A two day training course in Kathmandu, 30th -31st March, will introduce QSAND to humanitarian agencies in Nepal, supporting their vital work in disaster relief and recovery.
QSAND practitioner training is an intensive two day aimed at enabling stakeholders in the humanitarian field to practically apply the QSAND tool on shelter and settlement reconstruction programmes.
Drawing on the standards of BREEAM, BRE’s world leading sustainable design and assessment method for buildings and communities, QSAND aims to drive and, where relevant, benchmark sustainable approaches to the recovery and reconstruction process. QSAND was developed jointing by BRE and The International Federation of the Red Cross and Red Crescent Societies (IFRC).
QSAND training is delivered through a mixture of presentations, workshops and exercises, and delegates are taken through the QSAND process, gradually building up their knowledge and confidence as a qualified QSAND practitioner.
The end result is a thorough understanding of the QSAND process and tool, and the benefits for disaster affected communities for both the short and long term.
The two day training has been organised in close co-operation with Catholic Relief Services in Nepal (CRS Nepal). Over 50 individuals are expected to attend, drawn from a wide range of relief agencies including Save the Children, Oxfam, Habitat for Humanity and Christian Aid.

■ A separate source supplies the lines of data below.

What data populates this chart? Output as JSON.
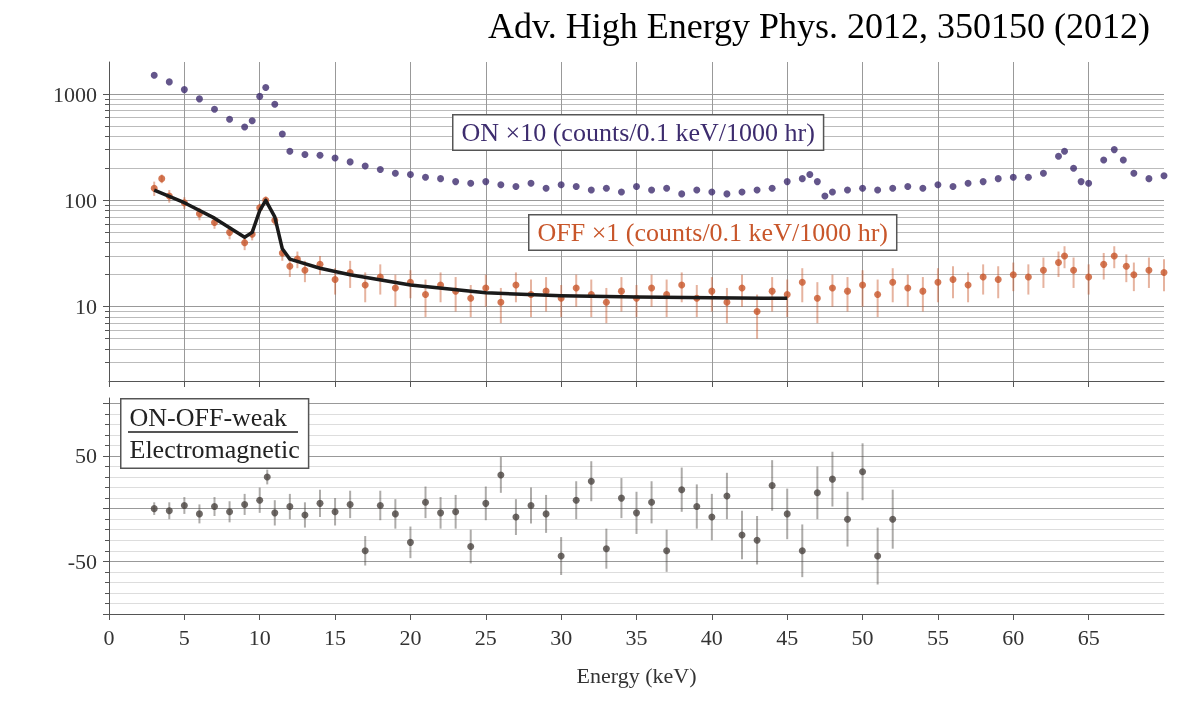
{
  "chart_data": [
    {
      "type": "scatter",
      "annotations": [
        "Adv. High Energy Phys. 2012, 350150 (2012)"
      ],
      "log": true,
      "grid": true,
      "marker": "circle",
      "tick_labels": "y",
      "xlim": [
        0,
        70
      ],
      "xticks": [
        0,
        5,
        10,
        15,
        20,
        25,
        30,
        35,
        40,
        45,
        50,
        55,
        60,
        65
      ],
      "ylim": [
        2,
        2000
      ],
      "yticks": [
        10,
        100,
        1000
      ],
      "series": [
        {
          "name": "ON ×10 (counts/0.1 keV/1000 hr)",
          "color": "#3d2c6e",
          "x": [
            3,
            4,
            5,
            6,
            7,
            8,
            9,
            9.5,
            10,
            10.4,
            11,
            11.5,
            12,
            13,
            14,
            15,
            16,
            17,
            18,
            19,
            20,
            21,
            22,
            23,
            24,
            25,
            26,
            27,
            28,
            29,
            30,
            31,
            32,
            33,
            34,
            35,
            36,
            37,
            38,
            39,
            40,
            41,
            42,
            43,
            44,
            45,
            46,
            46.5,
            47,
            47.5,
            48,
            49,
            50,
            51,
            52,
            53,
            54,
            55,
            56,
            57,
            58,
            59,
            60,
            61,
            62,
            63,
            63.4,
            64,
            64.5,
            65,
            66,
            66.7,
            67.3,
            68,
            69,
            70
          ],
          "values": [
            1500,
            1300,
            1100,
            900,
            720,
            580,
            490,
            560,
            950,
            1150,
            800,
            420,
            290,
            270,
            265,
            250,
            230,
            210,
            195,
            180,
            175,
            165,
            160,
            150,
            145,
            150,
            140,
            135,
            145,
            130,
            140,
            135,
            125,
            130,
            120,
            135,
            125,
            130,
            115,
            125,
            120,
            115,
            120,
            125,
            130,
            150,
            160,
            175,
            150,
            110,
            120,
            125,
            130,
            125,
            130,
            135,
            130,
            140,
            135,
            145,
            150,
            160,
            165,
            165,
            180,
            260,
            290,
            200,
            150,
            145,
            240,
            300,
            240,
            180,
            160,
            170
          ]
        },
        {
          "name": "OFF ×1 (counts/0.1 keV/1000 hr)",
          "color": "#c8562a",
          "x": [
            3,
            3.5,
            4,
            5,
            6,
            7,
            8,
            9,
            9.5,
            10,
            10.4,
            11,
            11.5,
            12,
            12.5,
            13,
            14,
            15,
            16,
            17,
            18,
            19,
            20,
            21,
            22,
            23,
            24,
            25,
            26,
            27,
            28,
            29,
            30,
            31,
            32,
            33,
            34,
            35,
            36,
            37,
            38,
            39,
            40,
            41,
            42,
            43,
            44,
            45,
            46,
            47,
            48,
            49,
            50,
            51,
            52,
            53,
            54,
            55,
            56,
            57,
            58,
            59,
            60,
            61,
            62,
            63,
            63.4,
            64,
            65,
            66,
            66.7,
            67.5,
            68,
            69,
            70
          ],
          "values": [
            130,
            160,
            110,
            95,
            75,
            62,
            50,
            40,
            48,
            85,
            100,
            65,
            32,
            24,
            28,
            22,
            25,
            18,
            21,
            16,
            19,
            15,
            17,
            13,
            16,
            14,
            12,
            15,
            11,
            16,
            13,
            14,
            12,
            15,
            13,
            11,
            14,
            12,
            15,
            13,
            16,
            12,
            14,
            11,
            15,
            9,
            14,
            13,
            17,
            12,
            15,
            14,
            16,
            13,
            17,
            15,
            14,
            17,
            18,
            16,
            19,
            18,
            20,
            19,
            22,
            26,
            30,
            22,
            19,
            25,
            30,
            24,
            20,
            22,
            21
          ],
          "errors": [
            20,
            15,
            15,
            12,
            10,
            8,
            7,
            6,
            6,
            8,
            9,
            7,
            5,
            5,
            5,
            5,
            5,
            5,
            6,
            5,
            6,
            5,
            5,
            5,
            5,
            5,
            4,
            5,
            4,
            5,
            5,
            5,
            4,
            5,
            5,
            4,
            5,
            4,
            5,
            5,
            5,
            4,
            5,
            4,
            5,
            4,
            5,
            5,
            6,
            5,
            5,
            5,
            6,
            5,
            6,
            5,
            5,
            6,
            6,
            5,
            6,
            6,
            6,
            6,
            7,
            7,
            7,
            7,
            6,
            7,
            7,
            7,
            6,
            7,
            7
          ]
        },
        {
          "type": "line",
          "marker": "none",
          "color": "#1a1a1a",
          "x": [
            3,
            5,
            7,
            9,
            9.5,
            10,
            10.4,
            11,
            11.5,
            12,
            14,
            16,
            20,
            25,
            30,
            35,
            40,
            45
          ],
          "values": [
            125,
            95,
            68,
            45,
            50,
            80,
            100,
            70,
            35,
            28,
            23,
            20,
            16,
            13.5,
            12.7,
            12.3,
            12.1,
            12
          ]
        }
      ]
    },
    {
      "type": "scatter",
      "xlabel": "Energy (keV)",
      "grid": "y",
      "marker": "circle",
      "xlim": [
        0,
        70
      ],
      "xticks": [
        0,
        5,
        10,
        15,
        20,
        25,
        30,
        35,
        40,
        45,
        50,
        55,
        60,
        65
      ],
      "ylim": [
        -100,
        105
      ],
      "yticks": [
        {
          "value": -100,
          "label": null
        },
        -50,
        {
          "value": 0,
          "label": null
        },
        50,
        {
          "value": 100,
          "label": null
        }
      ],
      "series": [
        {
          "name": "ON-OFF-weak\nElectromagnetic",
          "color": "#4a4440",
          "x": [
            3,
            4,
            5,
            6,
            7,
            8,
            9,
            10,
            10.5,
            11,
            12,
            13,
            14,
            15,
            16,
            17,
            18,
            19,
            20,
            21,
            22,
            23,
            24,
            25,
            26,
            27,
            28,
            29,
            30,
            31,
            32,
            33,
            34,
            35,
            36,
            37,
            38,
            39,
            40,
            41,
            42,
            43,
            44,
            45,
            46,
            47,
            48,
            49,
            50,
            51,
            52
          ],
          "values": [
            0,
            -2,
            3,
            -5,
            2,
            -3,
            4,
            8,
            30,
            -4,
            2,
            -6,
            5,
            -3,
            4,
            -40,
            3,
            -5,
            -32,
            6,
            -4,
            -3,
            -36,
            5,
            32,
            -8,
            3,
            -5,
            -45,
            8,
            26,
            -38,
            10,
            -4,
            6,
            -40,
            18,
            2,
            -8,
            12,
            -25,
            -30,
            22,
            -5,
            -40,
            15,
            28,
            -10,
            35,
            -45,
            -10
          ],
          "errors": [
            6,
            8,
            8,
            9,
            9,
            10,
            10,
            12,
            7,
            12,
            12,
            12,
            13,
            13,
            13,
            14,
            14,
            14,
            15,
            15,
            15,
            16,
            16,
            16,
            17,
            17,
            17,
            18,
            18,
            18,
            19,
            19,
            19,
            20,
            20,
            20,
            21,
            21,
            22,
            22,
            23,
            23,
            24,
            24,
            25,
            25,
            26,
            26,
            27,
            27,
            28
          ]
        }
      ]
    }
  ]
}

“The collaboration with Catholic Relief Services is pivotal to the introduction of QSAND in Nepal” says Yetunde Abdul, QSAND Programme Manager at BRE. “They are facilitating the training and have provided vital local knowledge and contacts with a wide range of humanitarian agencies who are active in Nepal. We have attracted a wide range of participants right across the disaster relief spectrum in Nepal, and we feel this will add a valuable dimension to the use of QSAND in the region.”
Nepal is one of the most disaster affected regions of the world. The April 2015 Nepal earthquake, also known as the Gorkha earthquake, killed over 8,000 people and injured more than 21,000. The earthquake triggered an avalanche on Mount Everest, killing 21, making April 25th 2015 the deadliest day on the mountain in history.